El test de anticuerpos mide los que ya hay en sangre frente a algunas enfermedades esenciales. Responde a una sola pregunta: ¿este animal muestra inmunidad medible ahora mismo? Se gana su precio en un adulto sin historial, en un animal que reaccionó mal a una vacuna anterior y en dueños que prefieren no revacunar por inercia. Sus límites son reales: no está igual de validado para todas las enfermedades, el título de rabia rara vez satisface la ley, y un resultado bajo no siempre significa desprotegido, porque la prueba no ve las células de memoria.

En adultos sanos, la respuesta honesta suele ser que no toca refuerzo. Las vacunas esenciales modernas protegen durante años, no meses, y las guías veterinarias se han alejado del refuerzo anual automático para ir hacia una revisión anual con refuerzos solo cuando de verdad corresponden. La rabia es la excepción, y solo porque su intervalo está escrito en la ley, que cambia según el país y a veces según la región.
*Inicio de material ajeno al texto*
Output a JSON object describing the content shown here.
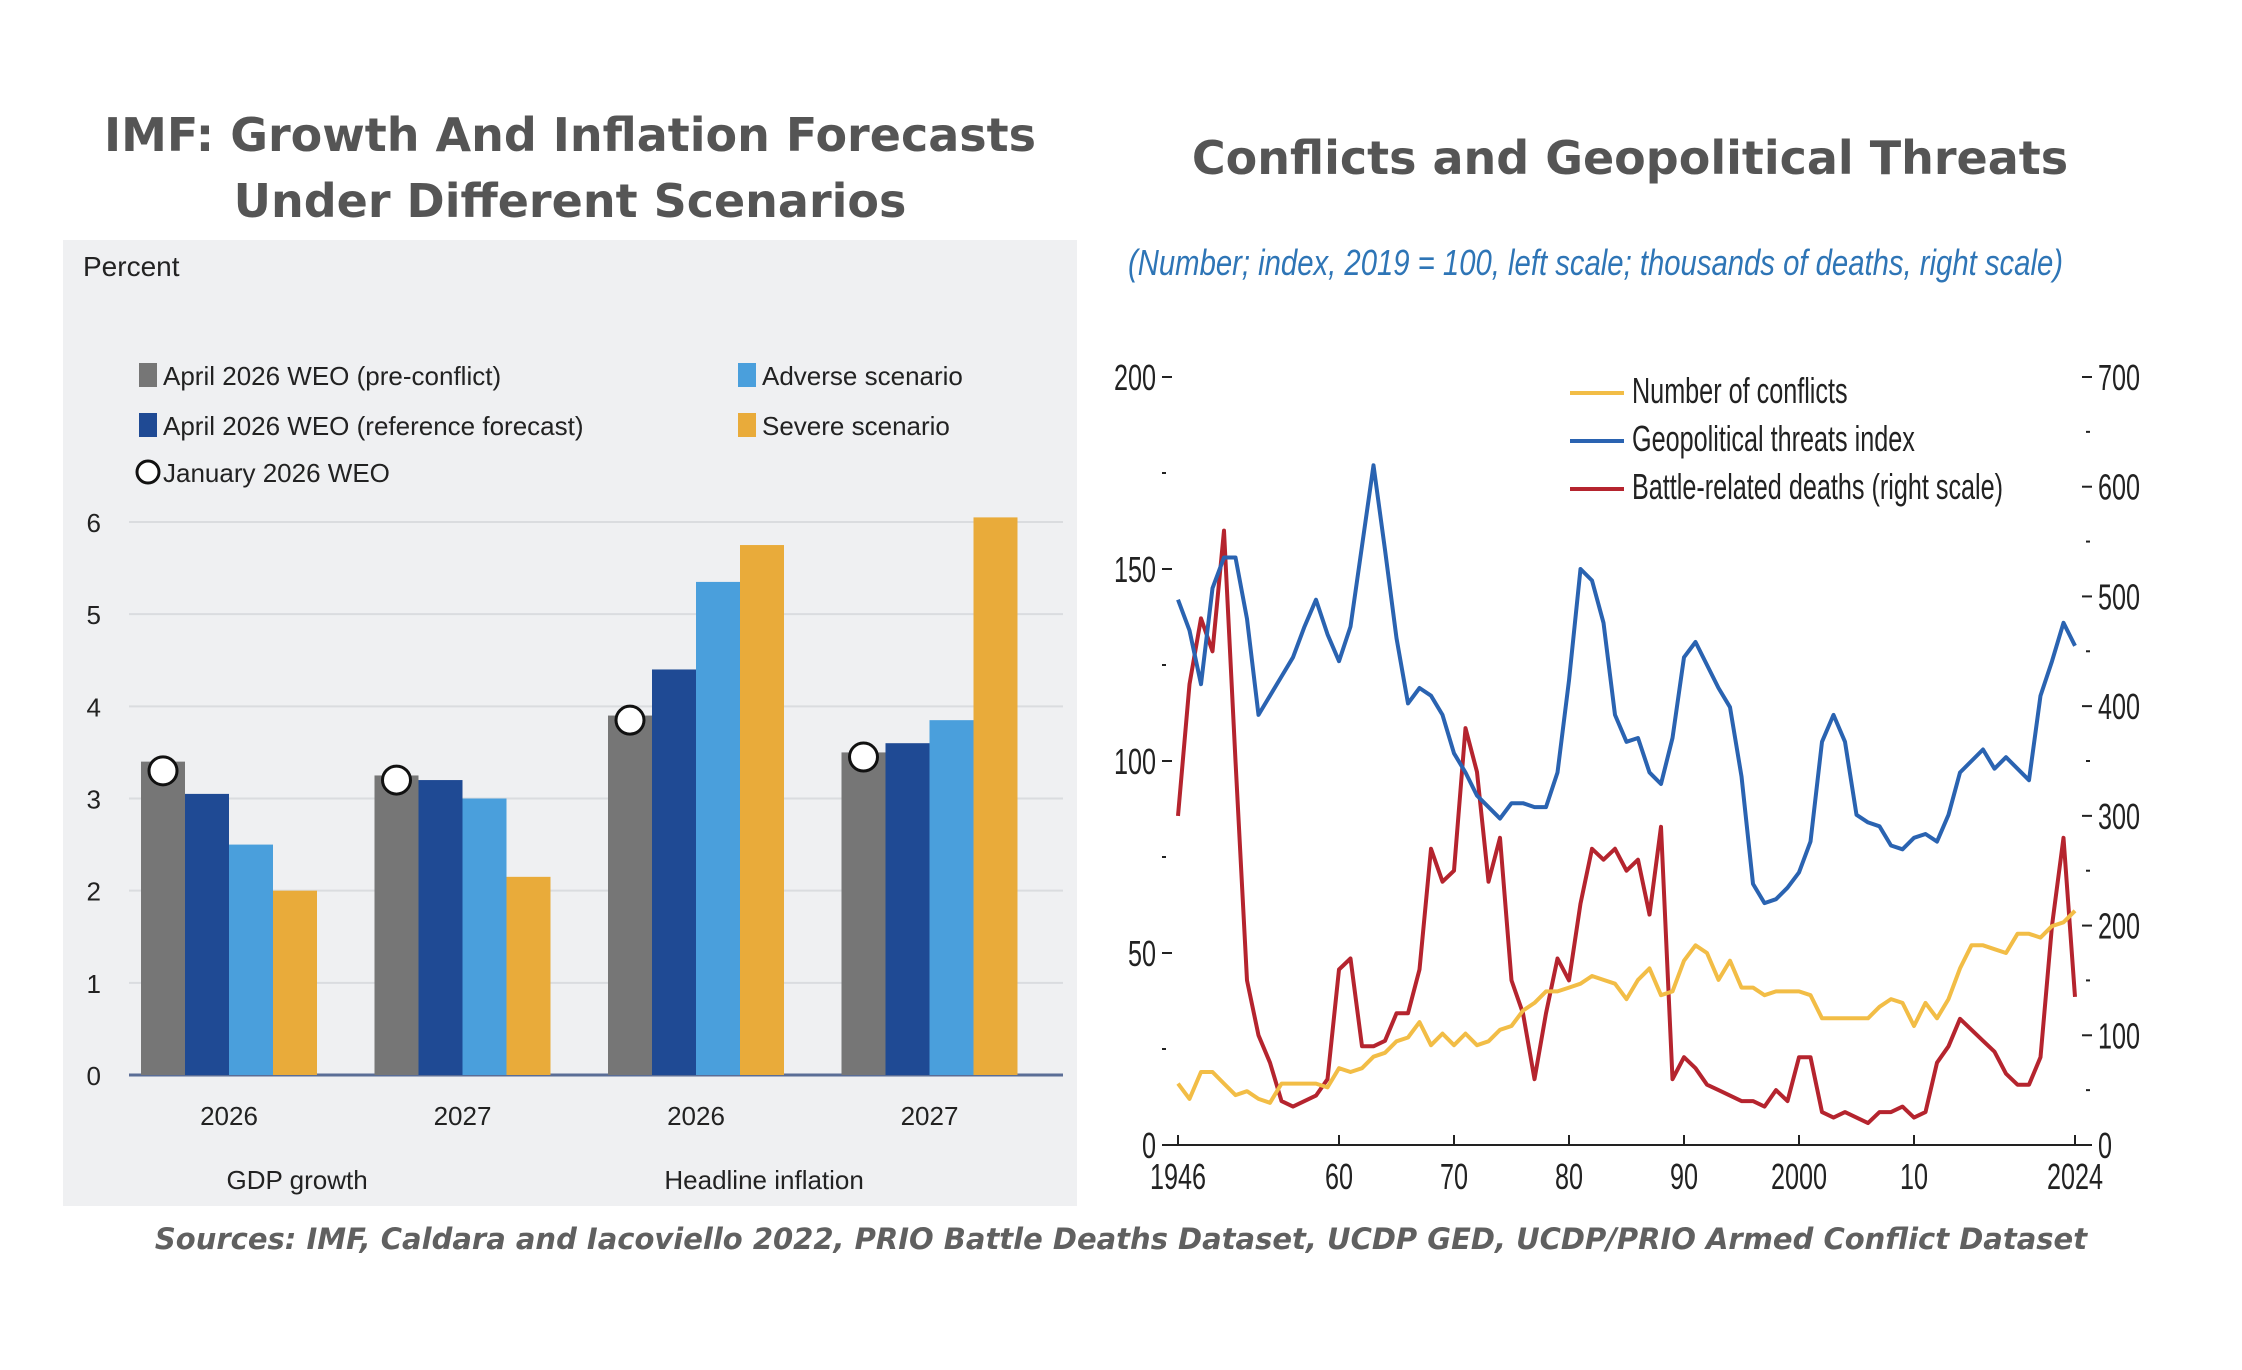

Así que no construyas un calendario a partir de un artículo, este incluido. Lleva los datos a tu veterinario: edad, historial previo si lo hay, si sale a la calle, si va a residencia o viaja, y qué otros animales viven en casa. Después haz tres preguntas. ¿Qué vacunas son esenciales donde vivo? ¿Cuáles opcionales justifica la vida de este animal? ¿Cuándo lo revisamos? Si te planteas mudarte o viajar, pregunta pronto: muchos países exigen la vacuna de la rabia un número mínimo de días antes de entrar, además de papeleo que tarda semanas.

Tras cualquier vacuna, un día apagado y una zona sensible son normales y pasan. La hinchazón de la cara, los habones, los vómitos repetidos, la dificultad para respirar o el colapso no lo son. Eso es una urgencia veterinaria, ahora mismo.

Escrito por el equipo editorial de NetForPet, no por un veterinario. Es información general, no asesoramiento veterinario, y no puede tener en cuenta a tu animal. Cualquier cuestión sobre su salud — incluido si se trata de una urgencia — la decide tu veterinario, que sí puede examinarlo.